Kaum Zeit für die Familie
Abromavicius weiss, dass die Zeit drängt. Die durchschnittliche Amtsdauer eines ukrainischen Wirtschaftsministers betrage knapp zwölf Monate, erklärt er unumwunden. Am liebsten würde er mindestens zwei Jahre bleiben, um alle Reformvorhaben umzusetzen. Aber die Politik in der Ukraine ist zu volatil, als dass man sich darauf verlassen könnte. Man muss die Chancen nutzen. Von daher kann es der Minister verschmerzen, dass er seine Familie derzeit wenig sieht und kaum Freizeit hat. Zu seinem Hobby, dem Tennisspielen, kommt er noch alle paar Wochen.
Auf den Fluren des Wirtschaftsministeriums wimmelt es von «Aussenseitern»: jungen Ukrainern, die im Westen ausgebildet wurden und perfektes Englisch sprechen; Balten, die beim Reformieren der Ukraine mithelfen; Spezialisten aus der Privatwirtschaft. Dass Abromavicius solche Leute anziehen konnte, ist nicht selbstverständlich. Als Beamter verdient man umgerechnet nur wenige hundert Dollar pro Monat.
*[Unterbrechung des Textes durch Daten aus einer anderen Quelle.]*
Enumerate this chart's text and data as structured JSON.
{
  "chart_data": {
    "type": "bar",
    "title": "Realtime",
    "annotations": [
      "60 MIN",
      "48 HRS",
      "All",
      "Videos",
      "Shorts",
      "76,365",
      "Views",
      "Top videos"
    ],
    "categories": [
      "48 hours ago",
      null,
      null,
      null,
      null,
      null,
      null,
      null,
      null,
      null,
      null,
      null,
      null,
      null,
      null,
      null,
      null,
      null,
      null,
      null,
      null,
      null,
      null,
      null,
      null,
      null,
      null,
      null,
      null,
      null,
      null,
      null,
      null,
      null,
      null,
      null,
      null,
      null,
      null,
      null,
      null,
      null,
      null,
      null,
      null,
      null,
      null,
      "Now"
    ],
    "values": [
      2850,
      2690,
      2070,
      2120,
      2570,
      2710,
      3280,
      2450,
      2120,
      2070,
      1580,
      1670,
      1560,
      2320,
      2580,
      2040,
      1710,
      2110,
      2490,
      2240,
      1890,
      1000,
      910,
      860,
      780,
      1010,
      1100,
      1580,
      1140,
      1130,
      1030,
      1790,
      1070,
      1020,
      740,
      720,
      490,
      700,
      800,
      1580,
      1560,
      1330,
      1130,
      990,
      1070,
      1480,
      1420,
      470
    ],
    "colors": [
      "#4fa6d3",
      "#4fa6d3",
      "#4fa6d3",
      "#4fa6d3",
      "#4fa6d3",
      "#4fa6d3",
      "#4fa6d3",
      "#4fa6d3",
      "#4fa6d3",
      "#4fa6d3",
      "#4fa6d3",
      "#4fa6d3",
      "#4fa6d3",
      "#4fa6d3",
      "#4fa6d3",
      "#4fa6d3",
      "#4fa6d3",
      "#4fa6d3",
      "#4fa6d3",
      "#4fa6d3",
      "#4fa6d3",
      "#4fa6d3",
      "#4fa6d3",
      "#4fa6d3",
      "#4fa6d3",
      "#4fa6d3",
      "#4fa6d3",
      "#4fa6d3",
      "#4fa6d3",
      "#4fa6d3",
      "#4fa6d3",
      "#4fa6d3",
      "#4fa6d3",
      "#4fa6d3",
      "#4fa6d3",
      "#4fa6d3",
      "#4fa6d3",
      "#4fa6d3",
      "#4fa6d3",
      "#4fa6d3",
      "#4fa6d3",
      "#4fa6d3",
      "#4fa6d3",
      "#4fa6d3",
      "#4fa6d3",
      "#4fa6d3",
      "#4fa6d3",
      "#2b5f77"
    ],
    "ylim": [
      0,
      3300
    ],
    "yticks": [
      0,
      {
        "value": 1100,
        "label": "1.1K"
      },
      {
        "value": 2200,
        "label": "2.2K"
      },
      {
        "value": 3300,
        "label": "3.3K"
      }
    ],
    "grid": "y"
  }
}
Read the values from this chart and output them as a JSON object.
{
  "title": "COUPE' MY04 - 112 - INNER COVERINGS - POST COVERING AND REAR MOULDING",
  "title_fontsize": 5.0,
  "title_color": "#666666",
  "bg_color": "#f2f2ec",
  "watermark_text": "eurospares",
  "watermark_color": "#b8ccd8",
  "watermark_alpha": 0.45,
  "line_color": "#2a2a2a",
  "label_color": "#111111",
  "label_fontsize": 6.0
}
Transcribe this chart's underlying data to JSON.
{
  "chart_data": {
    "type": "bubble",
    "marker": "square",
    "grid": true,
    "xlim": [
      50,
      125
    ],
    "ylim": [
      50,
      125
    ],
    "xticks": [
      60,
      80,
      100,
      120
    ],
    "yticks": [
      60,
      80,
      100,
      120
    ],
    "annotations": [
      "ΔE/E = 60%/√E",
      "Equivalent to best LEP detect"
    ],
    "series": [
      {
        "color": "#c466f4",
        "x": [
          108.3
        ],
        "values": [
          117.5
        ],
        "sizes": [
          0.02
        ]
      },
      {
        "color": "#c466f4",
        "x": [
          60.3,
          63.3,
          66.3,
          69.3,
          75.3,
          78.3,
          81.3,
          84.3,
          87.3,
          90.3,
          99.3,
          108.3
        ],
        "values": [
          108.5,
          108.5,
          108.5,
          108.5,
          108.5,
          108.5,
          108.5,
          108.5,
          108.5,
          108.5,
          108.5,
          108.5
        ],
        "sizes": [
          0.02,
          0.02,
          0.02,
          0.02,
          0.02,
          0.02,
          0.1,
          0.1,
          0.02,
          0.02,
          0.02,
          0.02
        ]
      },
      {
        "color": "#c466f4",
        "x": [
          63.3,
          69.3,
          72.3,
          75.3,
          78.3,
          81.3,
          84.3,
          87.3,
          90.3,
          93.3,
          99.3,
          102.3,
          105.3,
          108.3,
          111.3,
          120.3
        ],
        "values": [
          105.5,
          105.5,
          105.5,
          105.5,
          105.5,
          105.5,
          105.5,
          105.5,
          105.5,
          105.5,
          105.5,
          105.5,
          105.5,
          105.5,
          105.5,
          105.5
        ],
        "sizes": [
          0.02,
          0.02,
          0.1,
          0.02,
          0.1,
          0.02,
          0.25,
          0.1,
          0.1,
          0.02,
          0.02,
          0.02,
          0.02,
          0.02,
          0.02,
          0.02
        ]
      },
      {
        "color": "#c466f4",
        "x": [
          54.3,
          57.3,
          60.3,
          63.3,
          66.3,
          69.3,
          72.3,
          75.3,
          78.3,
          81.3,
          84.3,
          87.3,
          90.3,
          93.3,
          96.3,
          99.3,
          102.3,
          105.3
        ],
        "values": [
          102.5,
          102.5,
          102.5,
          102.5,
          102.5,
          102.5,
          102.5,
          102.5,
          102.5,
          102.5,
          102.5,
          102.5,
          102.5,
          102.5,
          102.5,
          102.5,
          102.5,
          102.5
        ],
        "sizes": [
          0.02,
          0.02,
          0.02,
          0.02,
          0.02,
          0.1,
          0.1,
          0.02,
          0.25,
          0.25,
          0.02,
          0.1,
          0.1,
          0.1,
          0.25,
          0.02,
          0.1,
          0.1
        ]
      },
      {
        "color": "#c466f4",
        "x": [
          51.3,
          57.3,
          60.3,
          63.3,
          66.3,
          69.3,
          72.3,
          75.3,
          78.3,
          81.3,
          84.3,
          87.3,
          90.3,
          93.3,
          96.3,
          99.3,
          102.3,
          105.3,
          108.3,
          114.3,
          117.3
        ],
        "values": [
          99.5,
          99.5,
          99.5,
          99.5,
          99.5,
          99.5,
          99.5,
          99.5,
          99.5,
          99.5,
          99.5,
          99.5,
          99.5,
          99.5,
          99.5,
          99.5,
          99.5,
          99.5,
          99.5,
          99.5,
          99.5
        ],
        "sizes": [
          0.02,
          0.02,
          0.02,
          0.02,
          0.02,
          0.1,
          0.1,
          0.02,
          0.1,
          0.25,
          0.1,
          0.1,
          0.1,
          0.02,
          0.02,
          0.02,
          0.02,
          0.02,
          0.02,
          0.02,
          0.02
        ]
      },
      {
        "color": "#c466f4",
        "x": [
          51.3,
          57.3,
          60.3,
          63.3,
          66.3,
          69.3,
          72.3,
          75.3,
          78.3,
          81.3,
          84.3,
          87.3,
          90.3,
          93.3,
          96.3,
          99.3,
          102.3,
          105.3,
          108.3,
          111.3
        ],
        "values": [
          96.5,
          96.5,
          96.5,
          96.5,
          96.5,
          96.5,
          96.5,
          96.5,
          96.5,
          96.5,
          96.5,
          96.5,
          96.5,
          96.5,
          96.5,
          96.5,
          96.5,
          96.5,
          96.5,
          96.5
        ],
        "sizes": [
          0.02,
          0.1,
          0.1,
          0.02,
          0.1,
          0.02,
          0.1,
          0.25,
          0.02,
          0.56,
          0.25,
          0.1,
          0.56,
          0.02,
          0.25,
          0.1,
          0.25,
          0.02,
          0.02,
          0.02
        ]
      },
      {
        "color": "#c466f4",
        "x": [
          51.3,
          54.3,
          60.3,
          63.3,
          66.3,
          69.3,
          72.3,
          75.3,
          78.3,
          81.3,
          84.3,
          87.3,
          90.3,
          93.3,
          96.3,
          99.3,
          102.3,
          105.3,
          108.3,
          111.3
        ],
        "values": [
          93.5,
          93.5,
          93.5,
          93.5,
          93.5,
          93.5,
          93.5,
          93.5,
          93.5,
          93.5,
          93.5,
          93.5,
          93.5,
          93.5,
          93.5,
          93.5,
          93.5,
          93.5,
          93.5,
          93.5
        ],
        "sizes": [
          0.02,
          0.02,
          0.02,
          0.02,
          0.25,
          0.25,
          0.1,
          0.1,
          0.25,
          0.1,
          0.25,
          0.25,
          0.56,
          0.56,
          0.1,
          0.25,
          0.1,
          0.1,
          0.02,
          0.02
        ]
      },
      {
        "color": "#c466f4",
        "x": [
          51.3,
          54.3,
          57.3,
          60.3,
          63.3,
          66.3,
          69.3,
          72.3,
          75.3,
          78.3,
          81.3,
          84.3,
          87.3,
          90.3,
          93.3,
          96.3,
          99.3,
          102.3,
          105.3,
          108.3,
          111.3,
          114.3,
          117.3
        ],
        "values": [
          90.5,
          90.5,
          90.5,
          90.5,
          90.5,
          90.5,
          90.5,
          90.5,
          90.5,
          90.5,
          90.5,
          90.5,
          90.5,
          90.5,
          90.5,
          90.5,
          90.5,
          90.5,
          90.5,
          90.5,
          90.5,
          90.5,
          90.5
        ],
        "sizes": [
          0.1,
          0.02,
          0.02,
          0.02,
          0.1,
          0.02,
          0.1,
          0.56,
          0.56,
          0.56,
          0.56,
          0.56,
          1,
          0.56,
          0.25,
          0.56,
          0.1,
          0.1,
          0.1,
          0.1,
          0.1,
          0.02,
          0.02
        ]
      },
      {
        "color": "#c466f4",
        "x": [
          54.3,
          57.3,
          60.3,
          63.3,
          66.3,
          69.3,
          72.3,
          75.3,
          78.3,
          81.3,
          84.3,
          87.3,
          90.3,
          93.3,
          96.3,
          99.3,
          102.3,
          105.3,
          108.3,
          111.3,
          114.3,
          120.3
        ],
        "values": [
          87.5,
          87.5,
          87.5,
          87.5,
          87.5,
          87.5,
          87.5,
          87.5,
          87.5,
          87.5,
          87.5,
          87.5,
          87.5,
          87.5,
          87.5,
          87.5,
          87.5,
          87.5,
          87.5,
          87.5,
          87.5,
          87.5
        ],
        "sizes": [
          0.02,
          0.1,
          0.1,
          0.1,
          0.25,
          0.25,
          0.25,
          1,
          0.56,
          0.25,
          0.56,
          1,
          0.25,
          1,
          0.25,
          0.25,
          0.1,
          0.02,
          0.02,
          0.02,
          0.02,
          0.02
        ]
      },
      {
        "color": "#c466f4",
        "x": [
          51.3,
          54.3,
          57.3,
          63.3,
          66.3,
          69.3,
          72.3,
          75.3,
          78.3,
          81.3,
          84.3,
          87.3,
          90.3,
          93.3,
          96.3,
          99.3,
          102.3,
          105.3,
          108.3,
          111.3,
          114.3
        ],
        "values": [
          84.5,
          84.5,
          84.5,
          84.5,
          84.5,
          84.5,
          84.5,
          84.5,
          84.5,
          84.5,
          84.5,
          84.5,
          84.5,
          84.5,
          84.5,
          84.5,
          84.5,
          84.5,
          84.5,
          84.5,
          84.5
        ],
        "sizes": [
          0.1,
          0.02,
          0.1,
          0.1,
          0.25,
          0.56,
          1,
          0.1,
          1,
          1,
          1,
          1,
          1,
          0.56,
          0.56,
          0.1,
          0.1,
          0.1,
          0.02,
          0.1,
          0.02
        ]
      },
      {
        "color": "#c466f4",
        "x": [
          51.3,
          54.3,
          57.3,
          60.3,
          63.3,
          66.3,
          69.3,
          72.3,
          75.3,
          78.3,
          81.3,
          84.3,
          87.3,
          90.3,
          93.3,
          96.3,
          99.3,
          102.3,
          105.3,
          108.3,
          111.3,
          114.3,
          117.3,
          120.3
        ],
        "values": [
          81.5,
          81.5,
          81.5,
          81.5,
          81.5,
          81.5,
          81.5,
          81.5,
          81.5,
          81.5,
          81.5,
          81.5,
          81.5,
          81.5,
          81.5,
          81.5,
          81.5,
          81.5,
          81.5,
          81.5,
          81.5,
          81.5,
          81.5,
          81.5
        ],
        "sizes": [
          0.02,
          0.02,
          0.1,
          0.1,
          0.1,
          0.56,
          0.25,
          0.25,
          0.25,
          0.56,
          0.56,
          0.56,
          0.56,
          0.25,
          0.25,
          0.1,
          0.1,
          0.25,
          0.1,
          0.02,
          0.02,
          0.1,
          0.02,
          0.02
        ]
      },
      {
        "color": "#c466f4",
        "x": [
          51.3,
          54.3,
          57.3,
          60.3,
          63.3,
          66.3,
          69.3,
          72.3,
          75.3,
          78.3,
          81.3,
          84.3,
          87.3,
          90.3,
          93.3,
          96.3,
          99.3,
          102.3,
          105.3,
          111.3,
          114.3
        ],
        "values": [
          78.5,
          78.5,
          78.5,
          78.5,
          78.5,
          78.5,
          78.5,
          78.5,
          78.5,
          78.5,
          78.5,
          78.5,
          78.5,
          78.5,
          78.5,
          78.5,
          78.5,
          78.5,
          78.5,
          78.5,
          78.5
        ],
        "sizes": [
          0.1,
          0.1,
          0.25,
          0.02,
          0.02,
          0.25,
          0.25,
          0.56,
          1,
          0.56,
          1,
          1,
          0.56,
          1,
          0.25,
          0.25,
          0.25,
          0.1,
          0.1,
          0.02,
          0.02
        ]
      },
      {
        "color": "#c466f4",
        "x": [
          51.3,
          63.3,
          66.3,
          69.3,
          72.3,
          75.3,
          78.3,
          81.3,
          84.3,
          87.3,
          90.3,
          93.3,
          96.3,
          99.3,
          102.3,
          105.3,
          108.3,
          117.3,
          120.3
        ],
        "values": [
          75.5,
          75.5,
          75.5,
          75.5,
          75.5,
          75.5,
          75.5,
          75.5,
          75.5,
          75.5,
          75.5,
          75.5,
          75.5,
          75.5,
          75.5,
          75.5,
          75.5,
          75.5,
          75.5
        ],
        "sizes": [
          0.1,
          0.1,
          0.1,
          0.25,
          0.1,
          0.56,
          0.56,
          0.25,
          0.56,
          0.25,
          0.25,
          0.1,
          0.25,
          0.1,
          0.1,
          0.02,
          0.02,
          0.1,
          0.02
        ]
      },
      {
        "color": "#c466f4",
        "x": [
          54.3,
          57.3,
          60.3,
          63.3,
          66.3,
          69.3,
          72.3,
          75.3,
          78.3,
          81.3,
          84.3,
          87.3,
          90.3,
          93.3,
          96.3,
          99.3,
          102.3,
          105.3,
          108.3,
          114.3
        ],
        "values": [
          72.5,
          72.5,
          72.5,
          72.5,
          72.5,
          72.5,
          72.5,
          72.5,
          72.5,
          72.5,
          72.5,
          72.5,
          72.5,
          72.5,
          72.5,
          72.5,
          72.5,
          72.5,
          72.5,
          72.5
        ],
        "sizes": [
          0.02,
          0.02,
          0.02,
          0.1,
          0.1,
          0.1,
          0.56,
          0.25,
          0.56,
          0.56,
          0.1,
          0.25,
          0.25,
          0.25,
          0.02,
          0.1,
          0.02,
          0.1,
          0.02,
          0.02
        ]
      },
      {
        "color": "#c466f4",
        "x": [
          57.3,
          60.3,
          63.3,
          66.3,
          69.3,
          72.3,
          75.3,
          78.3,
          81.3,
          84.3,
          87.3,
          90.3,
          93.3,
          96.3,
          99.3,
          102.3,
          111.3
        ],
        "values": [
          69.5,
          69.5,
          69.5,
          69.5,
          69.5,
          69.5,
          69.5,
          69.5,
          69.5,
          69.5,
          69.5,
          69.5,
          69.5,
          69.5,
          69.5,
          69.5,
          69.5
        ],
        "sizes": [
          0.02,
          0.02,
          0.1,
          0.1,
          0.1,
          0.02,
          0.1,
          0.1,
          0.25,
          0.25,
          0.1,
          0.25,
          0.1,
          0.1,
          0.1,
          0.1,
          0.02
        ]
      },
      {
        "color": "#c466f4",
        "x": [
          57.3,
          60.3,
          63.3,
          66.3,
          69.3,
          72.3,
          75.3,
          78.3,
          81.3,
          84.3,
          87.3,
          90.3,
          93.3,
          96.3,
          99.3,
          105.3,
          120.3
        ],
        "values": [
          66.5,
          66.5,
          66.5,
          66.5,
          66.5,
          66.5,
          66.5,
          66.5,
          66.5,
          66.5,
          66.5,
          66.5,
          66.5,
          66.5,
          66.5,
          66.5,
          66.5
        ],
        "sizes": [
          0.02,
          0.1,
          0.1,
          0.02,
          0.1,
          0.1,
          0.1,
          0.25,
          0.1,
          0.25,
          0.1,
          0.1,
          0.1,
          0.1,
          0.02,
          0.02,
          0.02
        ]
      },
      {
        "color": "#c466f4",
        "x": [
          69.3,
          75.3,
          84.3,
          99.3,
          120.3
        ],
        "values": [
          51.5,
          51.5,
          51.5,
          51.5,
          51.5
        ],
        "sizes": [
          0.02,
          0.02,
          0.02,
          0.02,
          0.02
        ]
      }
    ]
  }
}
Wie kann das aufgehen? Nicht nur braucht es die Motivation, aus freien Stücken für eine bessere Zukunft der Ukraine zu arbeiten. Ebenso bedingt es finanzielle Unabhängigkeit. Augenzwinkernd erklärt Abromavicius, seine gut verdienende Frau müsse jetzt die Familie durchbringen. Etwas ernster fügt er an, als ehemaliger Manager in der Finanzbranche verfüge er über ein beträchtliches Vermögen. Dorthin will er auch zurück, wenn die Arbeit als Wirtschaftsminister dereinst getan ist.